As online sports betting continues to expand around the United States, states have had varying opinions on how to best tax the industry.
Sports betting tax rates for operators across the country range from as low as 6.75%, all the way up to 51%.
With more states on the horizon to legalize, tax legislation is one of the big issues that is holding up launches.
Michigan remains among the lowest in the nation when it comes to its sports betting tax rate. But, just what is the right rate for this quickly expanding industry?
Where Michigan sports betting tax rate sits
Michigan has an 8.4% tax rate for the sports betting industry. That applies to both mobile and retail betting.
Only Iowa and Nevada have a lower rate for both at 6.75%. Arizona has 8% for retail sports betting and 10% for online wagering.
Indiana is the only other state that has a tax rate below 10% (9.5%).
The peak comes from New York, which has implemented an eye-opening 51% tax rate. Pennsylvania isn’t far behind with 36%, while Tennessee is at 20%.
High rates may not be sustainable
While New York is happy to be taking in big monthly tax revenue pots from its new online sports betting market, the high tax rate could be preventing further growth of the gambling industry.
In the 2021 U.S. Sports Betting Regulatory Survey, high state tax rates and license fees was chosen as the issue most likely to impede growth. That came in at 21.1% of the surveys, with slower than expected rollout of iGaming coming in second at 14.1%.

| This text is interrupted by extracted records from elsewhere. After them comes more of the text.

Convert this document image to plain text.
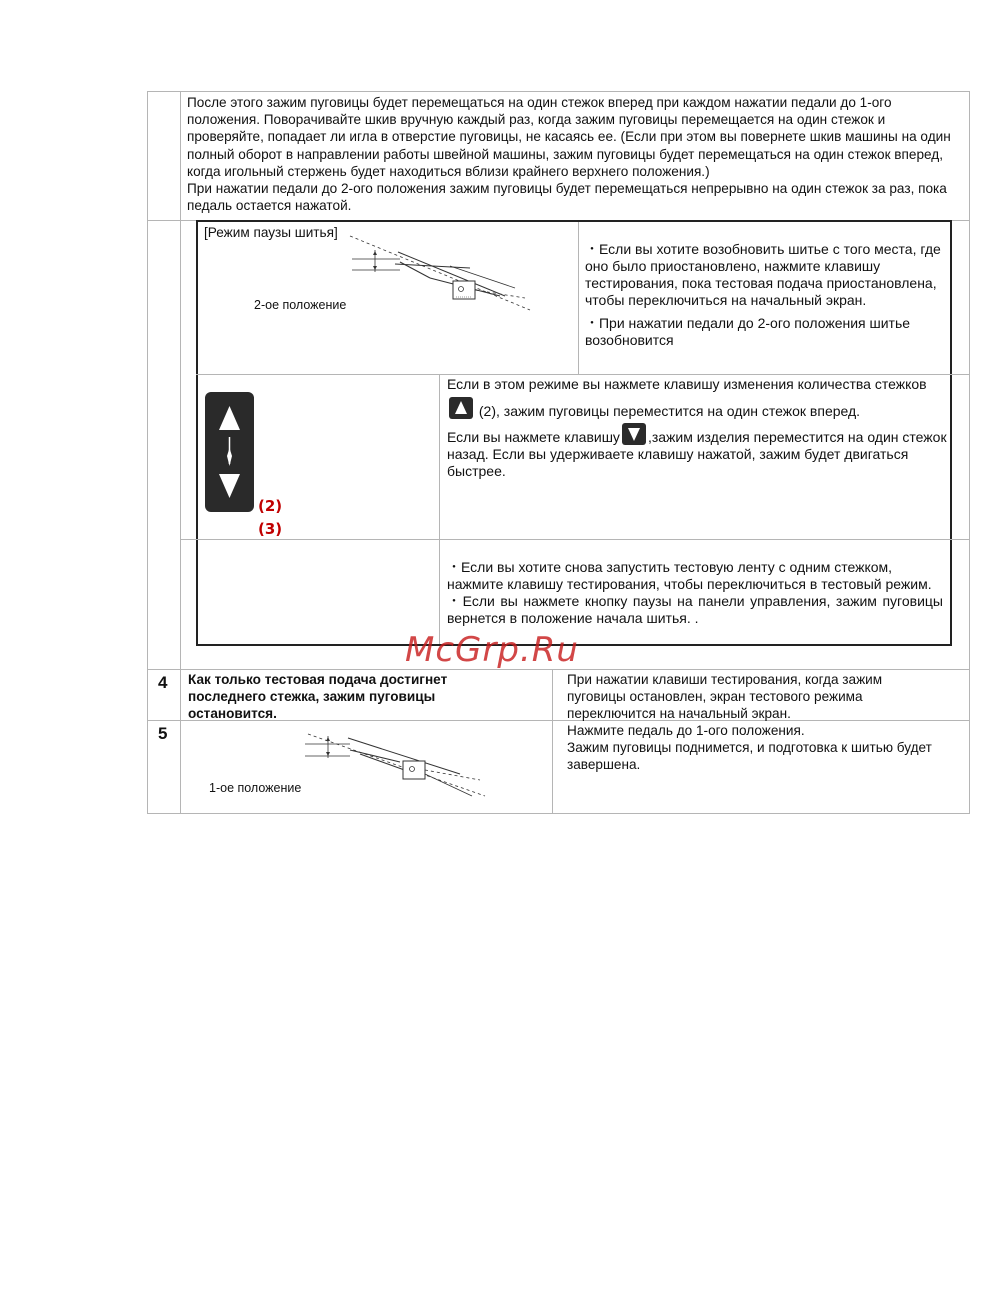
После этого зажим пуговицы будет перемещаться на один стежок вперед при каждом нажатии педали до 1-ого положения. Поворачивайте шкив вручную каждый раз, когда зажим пуговицы перемещается на один стежок и проверяйте, попадает ли игла в отверстие пуговицы, не касаясь ее. (Если при этом вы повернете шкив машины на один полный оборот в направлении работы швейной машины, зажим пуговицы будет перемещаться на один стежок вперед, когда игольный стержень будет находиться вблизи крайнего верхнего положения.)
При нажатии педали до 2-ого положения зажим пуговицы будет перемещаться непрерывно на один стежок за раз, пока педаль остается нажатой.
[Режим паузы шитья]
2-ое положение
・Если вы хотите возобновить шитье с того места, где оно было приостановлено, нажмите клавишу тестирования, пока тестовая подача приостановлена, чтобы переключиться на начальный экран.
・При нажатии педали до 2-ого положения шитье возобновится
(2)
(3)
Если в этом режиме вы нажмете клавишу изменения количества стежков
(2), зажим пуговицы переместится на один стежок вперед.
Если вы нажмете клавишу ,зажим изделия переместится на один стежок назад. Если вы удерживаете клавишу нажатой, зажим будет двигаться быстрее.
・Если вы хотите снова запустить тестовую ленту с одним стежком, нажмите клавишу тестирования, чтобы переключиться в тестовый режим.
・Если вы нажмете кнопку паузы на панели управления, зажим пуговицы вернется в положение начала шитья. .
4 Как только тестовая подача достигнет последнего стежка, зажим пуговицы остановится.
При нажатии клавиши тестирования, когда зажим пуговицы остановлен, экран тестового режима переключится на начальный экран.
5
1-ое положение
Нажмите педаль до 1-ого положения.
Зажим пуговицы поднимется, и подготовка к шитью будет завершена.
McGrp.Ru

In Michigan, operators are currently able to use promotion credits to deduct from their taxable revenue. That’s not the same case around the county. Those states not as generous with their promotion credits are a reason operators question whether they can succeed long-term in those states.
“If you don’t have an exclusion for promotional credits, from the taxpayers perspective, you are raising the effective tax on operators,” Andrew Winchell, Director of Governmental Affairs at FanDuel, said. “Now in states where the tax rate is small, it’s more workable. In states like New York with 51%, it really does create questions about the long-term viability of that.”
Winchell compared not having the ability to use promotional credits to running a pizza shop and having a promotion where you give away a pizza at half price, but you are still taxed for the pizza at full price. That essentially taxes the current tax rate the state applies, and makes it even larger in the grand scheme.
New York is projected to be the top U.S. Sports betting market in the years to come, and some operators fear their tax laws could be modeled by other major markets on the brink of legalization.
iGaming alleviates sports betting stress
Part of the reason Michigan doesn’t need to stress about its low tax rate for sports betting is its success with online casinos and online poker. The mitten is just one of six states with legalized online casinos.
When it comes to online casinos and poker, Michigan has a 20% tax for gross revenue less than $4 million. The rate grows to 28% for gross revenue greater than $12 million.
We’ve taken a look at just how much more tax revenue is generated from iGaming compared to sports betting. In Michigan, it’s 26x more.
“No government is going to make a lot of money from sports betting. It’s the iGaming, where the tax revenue will come from,” said Michigan Gaming Control Board Deputy Director David Murley.
Michigan’s iGaming tax revenue since the January 2021 launch sits at over $427 million. It has been a steady upward growth for Michigan, comparing well to its competitors in Pennsylvania and New Jersey.
Since Michigan launched, New Jersey has brought in $358 million in iGaming tax revenue, while Pennsylvania sits at $618 million.